Lachs gamely soldiered on, giving a much-abbreviated version of what he had planned to say, I suspected. Despite all the static, though, his message from that evening has stuck with me, and I think about it often.
Better off than our ancestors? Of course we are, he argued. Think of the deaths because of childbirth, disease, hunger, cold, and the generally wretched lot of our counterparts of a thousand years ago or more.
Better? That too, he insisted. Until relatively recent history, if someone bigger and meaner wanted something you had, they might well kill you in order to get it.
I’m writing this column from the coronary intensive care unit of a hospital in Sioux City, Iowa. We were visiting family in the region when my husband had a heart attack two days ago. Thanks to caring, competent treatment—Dr. Bruce Stavens, MD’80, is one of the cardiovascular surgeons here—my husband is doing well.
Better off? I’m certainly a believer right now.
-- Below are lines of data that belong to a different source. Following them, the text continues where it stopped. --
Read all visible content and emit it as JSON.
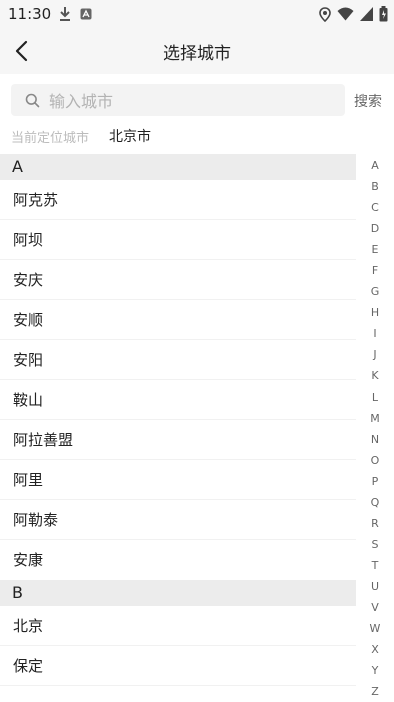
{
  "status_bar": {
    "time": "11:30",
    "left_icons": [
      "download-icon",
      "app-notification-icon"
    ],
    "right_icons": [
      "location-icon",
      "wifi-icon",
      "signal-icon",
      "battery-icon"
    ]
  },
  "header": {
    "back_icon": "chevron-left-icon",
    "title": "选择城市"
  },
  "search": {
    "placeholder": "输入城市",
    "value": "",
    "button_label": "搜索"
  },
  "location": {
    "label": "当前定位城市",
    "city": "北京市"
  },
  "sections": [
    {
      "letter": "A",
      "cities": [
        "阿克苏",
        "阿坝",
        "安庆",
        "安顺",
        "安阳",
        "鞍山",
        "阿拉善盟",
        "阿里",
        "阿勒泰",
        "安康"
      ]
    },
    {
      "letter": "B",
      "cities": [
        "北京",
        "保定"
      ]
    }
  ],
  "index_letters": [
    "A",
    "B",
    "C",
    "D",
    "E",
    "F",
    "G",
    "H",
    "I",
    "J",
    "K",
    "L",
    "M",
    "N",
    "O",
    "P",
    "Q",
    "R",
    "S",
    "T",
    "U",
    "V",
    "W",
    "X",
    "Y",
    "Z"
  ],
  "colors": {
    "header_bg": "#f6f6f6",
    "section_bg": "#ececec",
    "placeholder": "#b3b3b3",
    "muted_label": "#bcbcbc"
  }
}
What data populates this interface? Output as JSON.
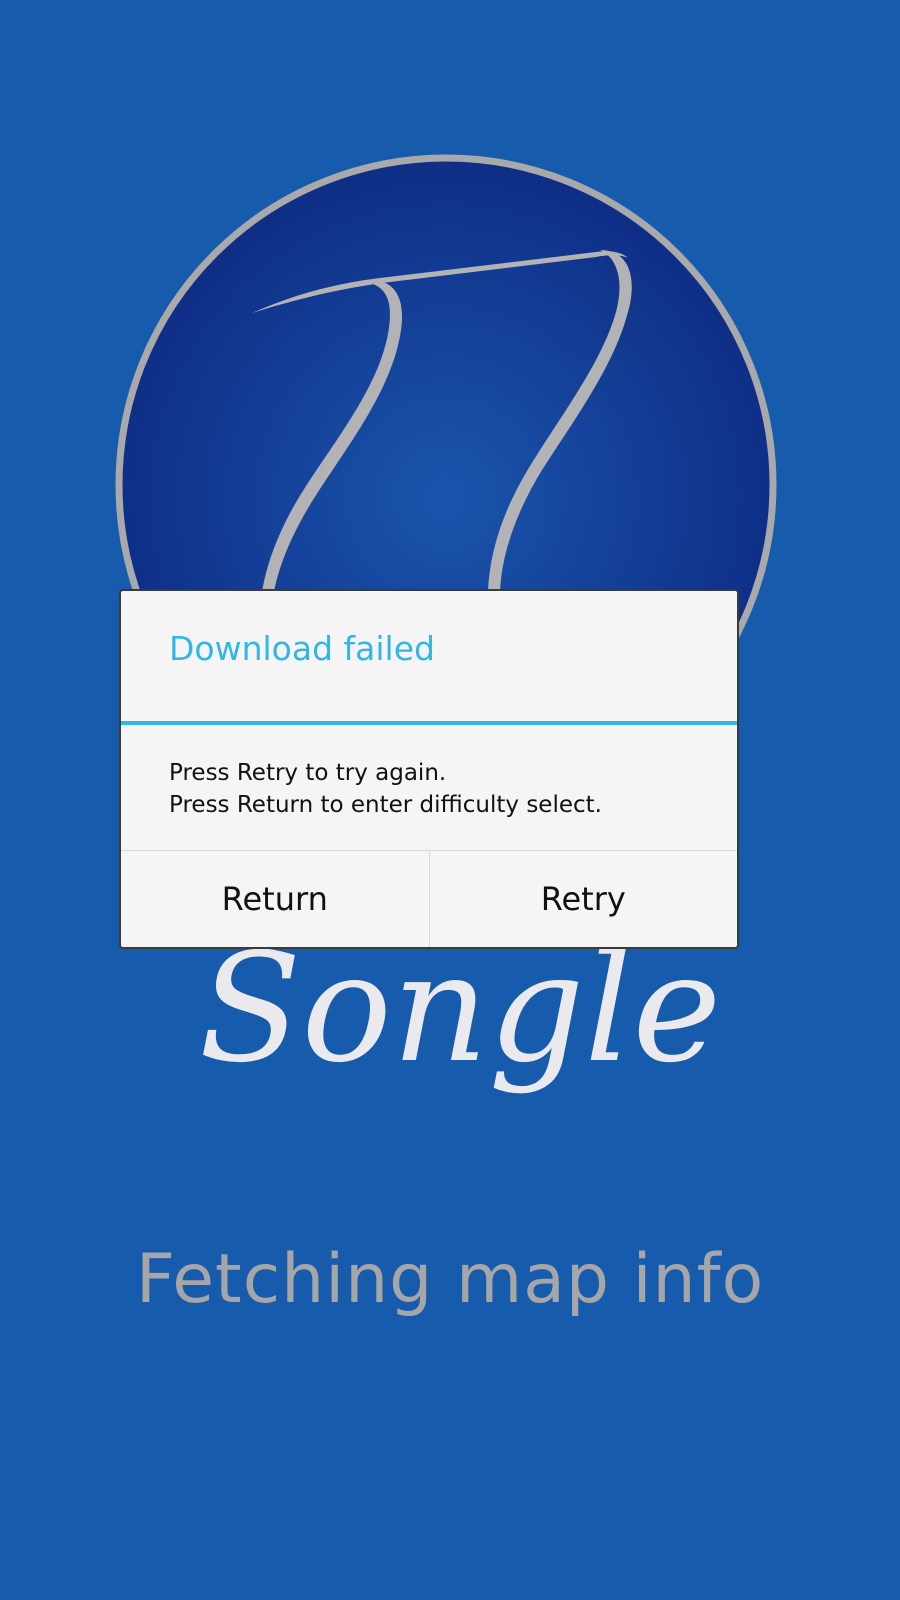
{
  "app": {
    "name": "Songle",
    "status_text": "Fetching map info"
  },
  "logo": {
    "icon": "music-note-logo-icon"
  },
  "dialog": {
    "title": "Download failed",
    "message_lines": [
      "Press Retry to try again.",
      "Press Return to enter difficulty select."
    ],
    "buttons": {
      "return_label": "Return",
      "retry_label": "Retry"
    }
  },
  "colors": {
    "background": "#175cac",
    "logo_circle_inner": "#1a55ad",
    "logo_circle_outer": "#0f2f87",
    "logo_ring": "#a9a9ab",
    "logo_note": "#b3b3b5",
    "wordmark": "#e9e9ee",
    "status_text": "#a6a6a8",
    "dialog_accent": "#33b5e5"
  }
}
Better? I’m filling the time between ICU visits reading a novel of historical life, a tale full of young princes imprisoned and never seen again, full of corrupt clergy, enemy heads lopped off and left on the town bridge for all to see and beware. I’m thinking John Lachs may be right.
I also thought of Lachs’ assertion recently when I came upon this passage in Paul Conkin’s history of Vanderbilt University, Gone with the Ivy, about campus life in the 1890s:
“Until 1899 the campus floated on its own sewage. … The students pumped their own water, often drank from a common dipper. … Because of dirty pipes and fears of epidemics, campus authorities urged students to drink only the cistern water. … [One] can only speculate about students’ bathing habits, either in Liberty Hall or in the scattered boarding houses … .”
With so much fear and uncertainty about the global economy right now, a bit of perspective can do more for flagging spirits than an upswing in the Dow Jones. So can inspiring stories like the one in this issue about alumni who are devoting their lives to preserving our planet.
Thanks, Professor Lachs. I’m not sure anyone else heard your message that evening—but I did.